Welp, everyone hates Apple’s AR headset and it hasn’t even shipped yet
You know the parable about the three blind men and an elephant? That’s right, the ableist one. The funny thing about that is, all the while the three men are trying to figure out what it is by touching its leg, its ears, and its trunk, none of them thinks to ask if it’s ready to ship.
Not very market-forward of them, even for 500 BCE.
Anyway, totally other thing here, entirely unrelated, but writing for The New York Times, Tripp Mickle and Brian X. Chen take a look at Apple’s rumored headset.
“At Apple, Rare Dissent Over a New Product: Interactive Goggles”
The crux of this piece is that sources in the know wonder, not so much if this thing is ready to go, but why it has to ship any time soon.
Some internal skeptics have questioned if the new device is a solution in search of a problem.
The Macalope’s gonna be honest here. He doesn’t mentally get this any more than Mickle, Chen, any of their anonymous sources, or a dog wondering where the ball you pretended to throw went. And starting at $3,000, he’s not likely to physically get this device short of a Brewster’s Millions-style scenario.
While we’re on that, if that plot device was implausible in 1985, it’s quadruply so now. Elon Musk has proved that you can buy a $44 billion company and almost run it into the ground in about four months, so how hard could it be to buy and wipe out a $30 million company in 30 days? Doesn’t seem like it’d be that hard.

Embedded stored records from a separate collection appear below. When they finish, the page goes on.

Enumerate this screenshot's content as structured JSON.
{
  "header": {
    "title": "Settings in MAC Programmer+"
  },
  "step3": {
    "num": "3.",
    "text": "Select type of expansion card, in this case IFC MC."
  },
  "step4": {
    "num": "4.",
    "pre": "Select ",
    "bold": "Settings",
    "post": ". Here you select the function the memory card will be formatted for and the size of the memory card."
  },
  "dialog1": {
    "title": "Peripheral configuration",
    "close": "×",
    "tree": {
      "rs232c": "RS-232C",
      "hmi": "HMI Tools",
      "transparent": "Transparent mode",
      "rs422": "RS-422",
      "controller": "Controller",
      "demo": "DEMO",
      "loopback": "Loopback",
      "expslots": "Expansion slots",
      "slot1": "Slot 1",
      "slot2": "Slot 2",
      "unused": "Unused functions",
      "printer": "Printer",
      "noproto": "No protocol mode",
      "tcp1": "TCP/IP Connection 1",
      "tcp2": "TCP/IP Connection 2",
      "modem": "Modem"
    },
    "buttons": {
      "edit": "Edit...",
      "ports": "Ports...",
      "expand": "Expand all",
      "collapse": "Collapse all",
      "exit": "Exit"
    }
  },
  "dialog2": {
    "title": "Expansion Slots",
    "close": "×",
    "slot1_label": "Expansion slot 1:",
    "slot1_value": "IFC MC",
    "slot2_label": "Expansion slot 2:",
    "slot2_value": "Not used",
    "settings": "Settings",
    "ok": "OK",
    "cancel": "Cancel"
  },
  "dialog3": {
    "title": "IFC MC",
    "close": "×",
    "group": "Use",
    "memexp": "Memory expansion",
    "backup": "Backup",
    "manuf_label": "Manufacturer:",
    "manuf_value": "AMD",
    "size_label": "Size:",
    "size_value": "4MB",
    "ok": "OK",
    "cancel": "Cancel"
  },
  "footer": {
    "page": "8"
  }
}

Maybe the device is worth $3,000. But it simply can’t sell in big numbers at that price point. The original MacBook Air seemed like a high-priced almost novelty device when it debuted and it started at $1,799. Of course, just as the Air’s price came down as its feature set got even better, this device’s will, too.
IDG
Mickle has significantly stepped up the quality of the people he turns to for quotes since the days he relied on a comedian and someone who was frequently paid by Microsoft to give opinions on Apple Pay. Creative Strategies’ Carolina Milanesi provides a very grounded view of Apple’s strategy.

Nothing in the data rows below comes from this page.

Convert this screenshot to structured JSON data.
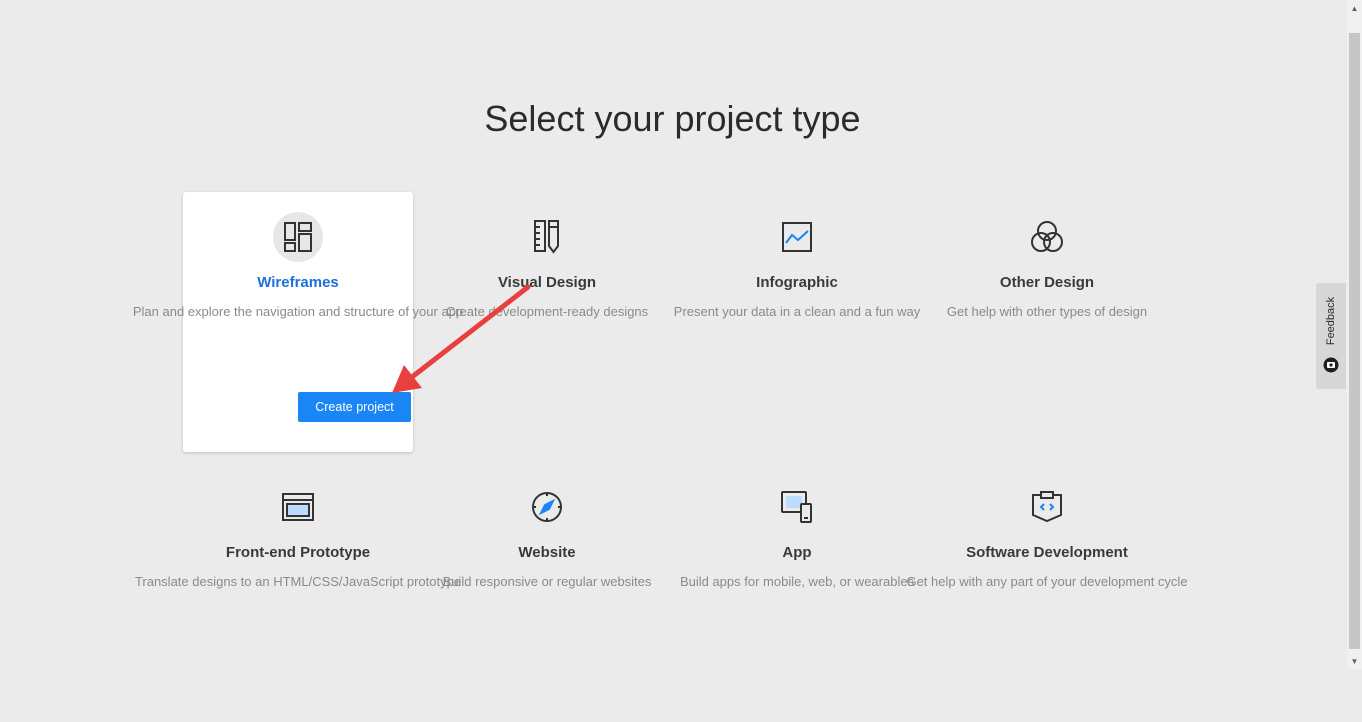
{
  "page": {
    "title": "Select your project type"
  },
  "project_types": [
    {
      "icon": "wireframes-icon",
      "title": "Wireframes",
      "description": "Plan and explore the navigation and structure of your app",
      "selected": true
    },
    {
      "icon": "ruler-pencil-icon",
      "title": "Visual Design",
      "description": "Create development-ready designs",
      "selected": false
    },
    {
      "icon": "line-chart-icon",
      "title": "Infographic",
      "description": "Present your data in a clean and a fun way",
      "selected": false
    },
    {
      "icon": "overlapping-circles-icon",
      "title": "Other Design",
      "description": "Get help with other types of design",
      "selected": false
    },
    {
      "icon": "browser-window-icon",
      "title": "Front-end Prototype",
      "description": "Translate designs to an HTML/CSS/JavaScript prototype",
      "selected": false
    },
    {
      "icon": "compass-icon",
      "title": "Website",
      "description": "Build responsive or regular websites",
      "selected": false
    },
    {
      "icon": "devices-icon",
      "title": "App",
      "description": "Build apps for mobile, web, or wearables",
      "selected": false
    },
    {
      "icon": "code-clipboard-icon",
      "title": "Software Development",
      "description": "Get help with any part of your development cycle",
      "selected": false
    }
  ],
  "actions": {
    "create_project": "Create project"
  },
  "feedback": {
    "label": "Feedback"
  },
  "colors": {
    "background": "#ebebeb",
    "accent": "#1a86f5",
    "selected_title": "#1e6fd9",
    "annotation_arrow": "#e8403f"
  }
}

Ms. Milanesi said Apple’s experimental approach with the goggles appeared to be more like its execution of the Apple Watch than its introduction of the iPhone.
Remember sending your heartbeat to someone? That was cute for five minutes.
The Macalope wants to focus on Milanesi’s view because it’s probably the bigger, more interesting question than whether or not this device will succeed or have its Google Glass handed to it.
“Apple is always pretty good at coming into a market when the market is already established and changing that market,” said Carolina Milanesi… “This is not the case for Apple VR and XR. There’s still a lot of learning.”
Well, that can’t be right because the Macalope has repeatedly heard that Apple is “late” to this market and in danger of being locked out of it.
But, of course, it is right. Despite this market having been around for a while, no one is really selling very many of these devices, as the article notes. And releasing an offering at this early juncture would run a bit counter to Apple’s M.O. Somewhere the horny one has a t-shirt that says “Re-invented” and has a Mac, an iPod, and an iPhone below it.
Probably the only other instance of Apple shipping a product in a market that was practically non-existent was when it shipped the iPad. Some companies were making tablet computers, but hardly anyone was buying them. The difference, in that case, was that Apple was building on an existing success that happened to be one of the biggest successes in the history of success–or the history of things–the iPhone.
So, is this the Tim Cook Apple? Is “reinventing” out and “eh, this looks like something, let’s ship it” in?
Not all of Apple’s first releases under Steve Jobs were 100 percent there on day one. The iPod only worked with a Mac, the iPhone couldn’t copy and paste. Under Tim Cook’s tenure, the raison d’être for the Apple Watch (reliably considered a Tim Cook device) was not completely defined when it shipped but it still managed to set a new standard for the market. AirPods were a fully defined product from the start and while the original HomePod may not have sold that well, the line continues, building on the product as conceived.
Ultimately, we won’t know if this represents a new Apple until this device ships. The word of eight unnamed sources whose relative level of gruntlement we can’t assess won’t be the last word, how successful it is will.